Flemish regional airports get one digital control tower

Air traffic controller Skeyes is also preparing a digital control center in Flanders, which will serve the airports of Antwerp, Ostend, and Kortrijk. Skeyes and the Flemish government have reached an agreement on this.

The decision that by 2026, air traffic at Charleroi and Liège airports, which are 100 km apart, will be remotely managed from a single digital control center in Namur was already known.

Ten years after the previous agreement, the federal government has a new management contract with Skeyes. The agreement, which the Council of Ministers gave the green light on Friday, is for five years.

Six locations under consideration

Exactly where the digital tower for the Flemish regional airports will be located has not yet been decided – it is expected this year. Six locations are still under consideration: three in West Flanders (Diksmuide, Jabbeke, Wevelgem), two in East Flanders (Evergem, Ghent), and one in Antwerp (Grobbendonk).

According to the current timeline, that digital tower should be operational in 2027 or 2028. With a digital tower, air traffic controllers no longer sit in a physical control tower at the airport but have masts there with cameras that transmit images to a room with screens at another location.

‘A quantum leap in terms of air traffic safety’

“The speed of technological evolutions is unimaginable,” Skeyes chief Johan Decuyper said yesterday at the presentation of a prototype Digital Tower Test Center that it has set up at its site in Steenokkerzeel, near Brussels Airport.

A few years ago, the idea was to install digital towers only as a backup for the airport’s control towers. Still, those plans were soon revised because the digital tower means “a quantum leap in terms of air traffic safety,” dixit Decuyper.

“The new applications will better inform and alert air traffic controllers to potential risks.” For example, thanks to the cameras, which are equipped with infrared, air traffic controllers will be able to clearly see the exact location of aircraft on the screens, even at night or in fog, which displays the horizon of their respective airports over the full 360°.

Thanks to augmented reality, additional information can be projected at each aircraft, and the cameras can detect drones even before they can be seen with the naked eye.

First for Namur

In Wallonia, the first digital control tower in Belgium will be in Namur. It will manage flight movements to and from Charleroi and Liège airports, normally during 2026. The foundation stone of the building, set up by Skeyes and SOWAER (Walloon Airport Company), will house that digital control tower laid about ten days ago.

Images from the cameras at Liège airport are already being transmitted to the prototype in Steenokkerzeel, soon followed by those at Charleroi. They will allow staff to be trained and to perfect the installation technologically and ergonomically so that the digital tower in Namur can be commissioned as soon as it is ready. Afterward, the test center will receive images from Flemish airports to prepare for the launch of the Flemish digital tower.

Smaller teams

With the digital towers, fewer air traffic controllers will eventually be needed. While there is currently still a team of supervisors in each airport control tower, in the digital tower, there will only be one team for the various airports managed there.

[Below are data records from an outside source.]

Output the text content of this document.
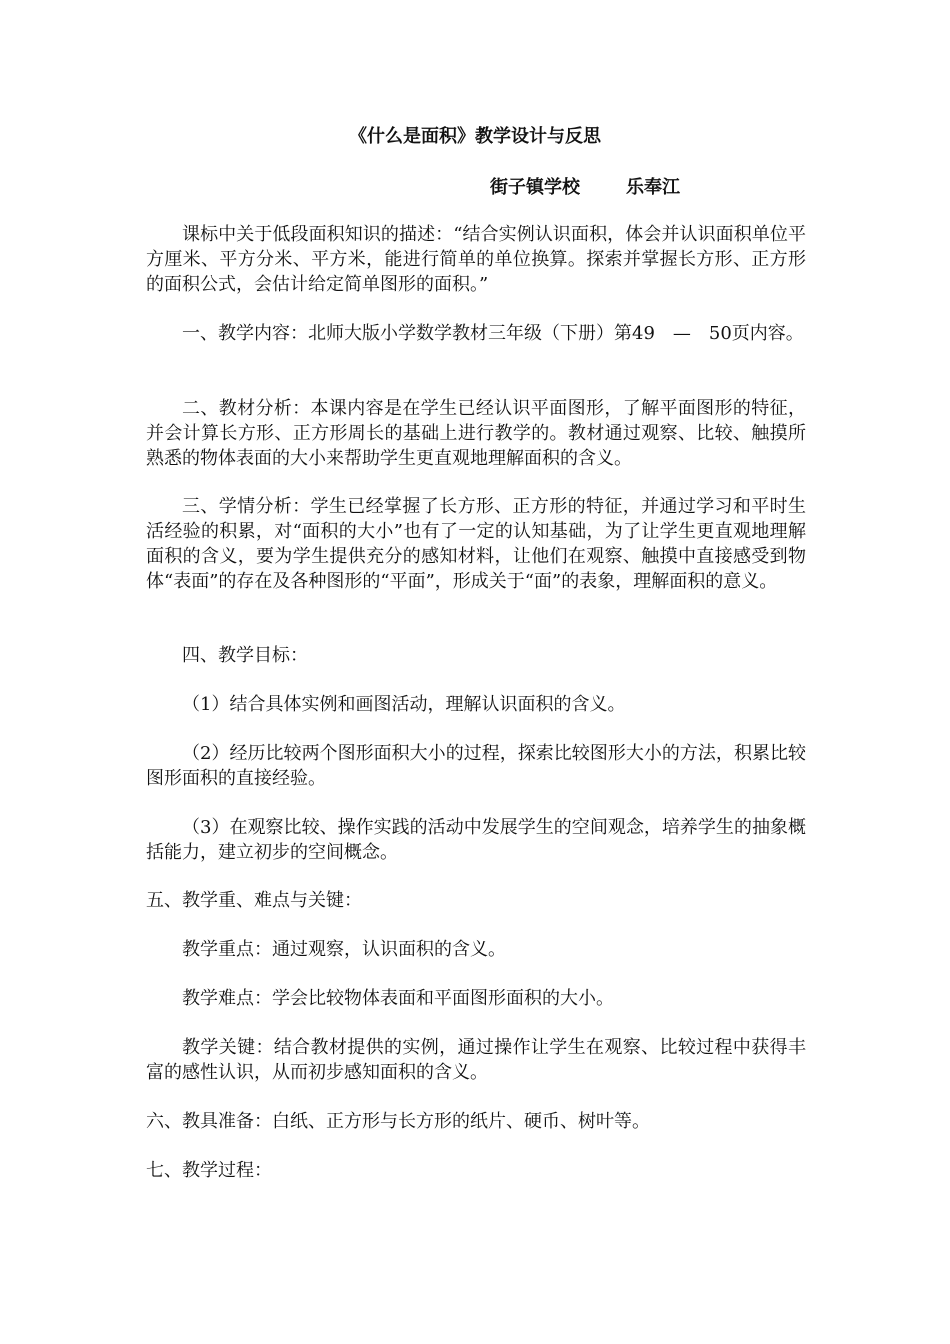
《什么是面积》教学设计与反思
街子镇学校	乐奉江

课标中关于低段面积知识的描述：“结合实例认识面积，体会并认识面积单位平方厘米、平方分米、平方米，能进行简单的单位换算。探索并掌握长方形、正方形的面积公式，会估计给定简单图形的面积。”

一、教学内容：北师大版小学数学教材三年级（下册）第49　—　50页内容。

二、教材分析：本课内容是在学生已经认识平面图形，了解平面图形的特征，并会计算长方形、正方形周长的基础上进行教学的。教材通过观察、比较、触摸所熟悉的物体表面的大小来帮助学生更直观地理解面积的含义。

三、学情分析：学生已经掌握了长方形、正方形的特征，并通过学习和平时生活经验的积累，对“面积的大小”也有了一定的认知基础，为了让学生更直观地理解面积的含义，要为学生提供充分的感知材料，让他们在观察、触摸中直接感受到物体“表面”的存在及各种图形的“平面”，形成关于“面”的表象，理解面积的意义。

四、教学目标：

（1）结合具体实例和画图活动，理解认识面积的含义。

（2）经历比较两个图形面积大小的过程，探索比较图形大小的方法，积累比较图形面积的直接经验。

（3）在观察比较、操作实践的活动中发展学生的空间观念，培养学生的抽象概括能力，建立初步的空间概念。

五、教学重、难点与关键：

教学重点：通过观察，认识面积的含义。

教学难点：学会比较物体表面和平面图形面积的大小。

教学关键：结合教材提供的实例，通过操作让学生在观察、比较过程中获得丰富的感性认识，从而初步感知面积的含义。

六、教具准备：白纸、正方形与长方形的纸片、硬币、树叶等。

七、教学过程：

Air traffic controllers will also obtain multiple licenses, allowing them to supervise flights to and from the different airports in the digital tower. That should allow them to be deployed more efficiently. According to Peggy Divested, Skeyes’ operation director, an air traffic controller will need a maximum of two weeks’ training to switch from on-site air traffic control to a digital tower.

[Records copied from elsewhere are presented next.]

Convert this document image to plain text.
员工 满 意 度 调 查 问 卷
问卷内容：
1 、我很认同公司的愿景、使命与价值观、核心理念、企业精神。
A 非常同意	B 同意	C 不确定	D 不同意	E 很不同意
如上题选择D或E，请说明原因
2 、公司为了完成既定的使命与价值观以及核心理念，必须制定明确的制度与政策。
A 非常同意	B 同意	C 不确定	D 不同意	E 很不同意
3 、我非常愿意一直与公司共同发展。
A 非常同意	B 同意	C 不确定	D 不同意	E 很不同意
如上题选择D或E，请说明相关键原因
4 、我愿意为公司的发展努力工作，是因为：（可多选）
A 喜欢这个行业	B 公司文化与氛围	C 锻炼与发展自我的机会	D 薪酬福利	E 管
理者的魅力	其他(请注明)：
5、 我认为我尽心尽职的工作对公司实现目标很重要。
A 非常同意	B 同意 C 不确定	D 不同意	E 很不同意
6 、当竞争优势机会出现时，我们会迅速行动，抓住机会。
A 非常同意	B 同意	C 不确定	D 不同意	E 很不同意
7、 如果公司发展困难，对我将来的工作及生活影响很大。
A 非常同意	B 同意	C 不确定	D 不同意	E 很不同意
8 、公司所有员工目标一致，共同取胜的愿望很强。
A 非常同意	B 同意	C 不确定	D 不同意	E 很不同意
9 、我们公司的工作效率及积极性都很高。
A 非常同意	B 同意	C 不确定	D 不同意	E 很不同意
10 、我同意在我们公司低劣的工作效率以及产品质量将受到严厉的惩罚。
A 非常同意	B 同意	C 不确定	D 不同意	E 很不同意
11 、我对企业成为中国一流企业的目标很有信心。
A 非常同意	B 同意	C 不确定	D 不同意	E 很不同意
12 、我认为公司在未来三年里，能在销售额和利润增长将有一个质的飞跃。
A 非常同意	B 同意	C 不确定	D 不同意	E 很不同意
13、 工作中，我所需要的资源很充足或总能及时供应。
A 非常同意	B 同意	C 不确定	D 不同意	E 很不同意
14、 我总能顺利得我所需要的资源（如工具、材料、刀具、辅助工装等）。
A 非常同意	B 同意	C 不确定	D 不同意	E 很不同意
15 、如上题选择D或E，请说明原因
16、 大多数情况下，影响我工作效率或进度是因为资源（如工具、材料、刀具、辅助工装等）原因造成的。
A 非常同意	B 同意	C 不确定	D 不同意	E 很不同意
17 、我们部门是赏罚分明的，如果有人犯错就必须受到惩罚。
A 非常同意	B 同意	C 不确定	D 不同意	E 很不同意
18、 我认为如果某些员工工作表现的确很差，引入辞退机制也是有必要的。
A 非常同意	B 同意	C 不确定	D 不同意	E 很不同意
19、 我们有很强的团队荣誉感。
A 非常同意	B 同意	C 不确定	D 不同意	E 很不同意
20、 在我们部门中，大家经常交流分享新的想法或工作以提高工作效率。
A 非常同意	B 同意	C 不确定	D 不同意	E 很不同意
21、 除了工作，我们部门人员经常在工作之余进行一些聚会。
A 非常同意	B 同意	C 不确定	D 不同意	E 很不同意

Skeyes chief Decuyper is confident that Brussels Airport will also get a digital tower at a later stage. “We are working in steps. First, there is the digital tower in Namur, then the one for the Flemish airports will follow,” Decuyper says. “But I am sure we will eventually migrate Brussels Airport to a digital tower.”

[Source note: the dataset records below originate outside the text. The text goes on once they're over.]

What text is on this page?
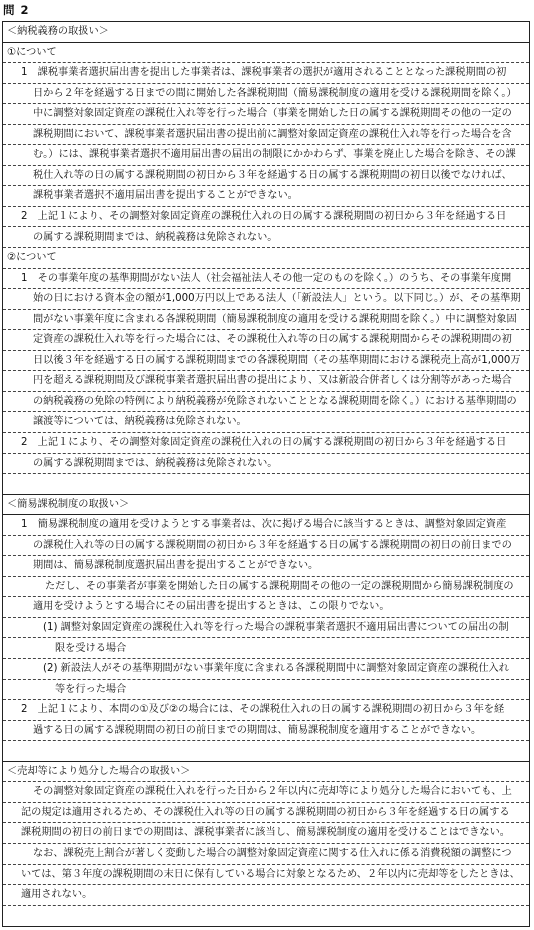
問 2
＜納税義務の取扱い＞
①について
1　課税事業者選択届出書を提出した事業者は、課税事業者の選択が適用されることとなった課税期間の初
日から２年を経過する日までの間に開始した各課税期間（簡易課税制度の適用を受ける課税期間を除く。）
中に調整対象固定資産の課税仕入れ等を行った場合（事業を開始した日の属する課税期間その他の一定の
課税期間において、課税事業者選択届出書の提出前に調整対象固定資産の課税仕入れ等を行った場合を含
む。）には、課税事業者選択不適用届出書の届出の制限にかかわらず、事業を廃止した場合を除き、その課
税仕入れ等の日の属する課税期間の初日から３年を経過する日の属する課税期間の初日以後でなければ、
課税事業者選択不適用届出書を提出することができない。
2　上記１により、その調整対象固定資産の課税仕入れの日の属する課税期間の初日から３年を経過する日
の属する課税期間までは、納税義務は免除されない。
②について
1　その事業年度の基準期間がない法人（社会福祉法人その他一定のものを除く。）のうち、その事業年度開
始の日における資本金の額が1,000万円以上である法人（「新設法人」という。以下同じ。）が、その基準期
間がない事業年度に含まれる各課税期間（簡易課税制度の適用を受ける課税期間を除く。）中に調整対象固
定資産の課税仕入れ等を行った場合には、その課税仕入れ等の日の属する課税期間からその課税期間の初
日以後３年を経過する日の属する課税期間までの各課税期間（その基準期間における課税売上高が1,000万
円を超える課税期間及び課税事業者選択届出書の提出により、又は新設合併者しくは分割等があった場合
の納税義務の免除の特例により納税義務が免除されないこととなる課税期間を除く。）における基準期間の
譲渡等については、納税義務は免除されない。
2　上記１により、その調整対象固定資産の課税仕入れの日の属する課税期間の初日から３年を経過する日
の属する課税期間までは、納税義務は免除されない。
＜簡易課税制度の取扱い＞
1　簡易課税制度の適用を受けようとする事業者は、次に掲げる場合に該当するときは、調整対象固定資産
の課税仕入れ等の日の属する課税期間の初日から３年を経過する日の属する課税期間の初日の前日までの
期間は、簡易課税制度選択届出書を提出することができない。
ただし、その事業者が事業を開始した日の属する課税期間その他の一定の課税期間から簡易課税制度の
適用を受けようとする場合にその届出書を提出するときは、この限りでない。
(1) 調整対象固定資産の課税仕入れ等を行った場合の課税事業者選択不適用届出書についての届出の制
限を受ける場合
(2) 新設法人がその基準期間がない事業年度に含まれる各課税期間中に調整対象固定資産の課税仕入れ
等を行った場合
2　上記１により、本問の①及び②の場合には、その課税仕入れの日の属する課税期間の初日から３年を経
過する日の属する課税期間の初日の前日までの期間は、簡易課税制度を適用することができない。
＜売却等により処分した場合の取扱い＞
その調整対象固定資産の課税仕入れを行った日から２年以内に売却等により処分した場合においても、上
記の規定は適用されるため、その課税仕入れ等の日の属する課税期間の初日から３年を経過する日の属する
課税期間の初日の前日までの期間は、課税事業者に該当し、簡易課税制度の適用を受けることはできない。
なお、課税売上割合が著しく変動した場合の調整対象固定資産に関する仕入れに係る消費税額の調整につ
いては、第３年度の課税期間の末日に保有している場合に対象となるため、２年以内に売却等をしたときは、
適用されない。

Left to right: Per Ahl, CEO of SAAB, Johan Decuyper, CEO of Skeyes, and Nicolas Thisquen, President of SOWAER /Skeyes

New ‘greener’ management contract

Today, the federal government also signed a new five-year management contract with Skeyes. For the first time, it includes contributing to reducing aviation’s climate and environmental impact and a section on financial transparency. “Never before has such a contract been so comprehensive and ambitious,” says Mobility Minister Georges Gilkinet (Ecolo).

Skeyes gets more power to control environmental impact and noise pollution, for example. This can be done through traffic management and flight procedures, but also by continuing to modulate terminal fees based on the environmental performance of the aircraft using Brussels Airport and by promoting more environmentally friendly and quieter flight procedures, such as freeing up more space to erect additional wind turbines on land.

Skeyes will also cooperate more with Defense, in line with the Single European Sky rules. So that flight paths can be more optimized, which should reduce aviation emissions by 10%.

The text further introduces a performance dialogue. This should lead to continuous improvement in the quality of services. In doing so, the contract holds back a financial incentive of 1,8 million euros per year. That money can be spent on projects for greater inclusion, staff welfare, and greening of operations.

It is the fourth agreement signed by the federal government with the air traffic controller. The previous one – then with its predecessor Belgocontrol – dates back ten years and expired in 2019. It has since been extended at least 14 times.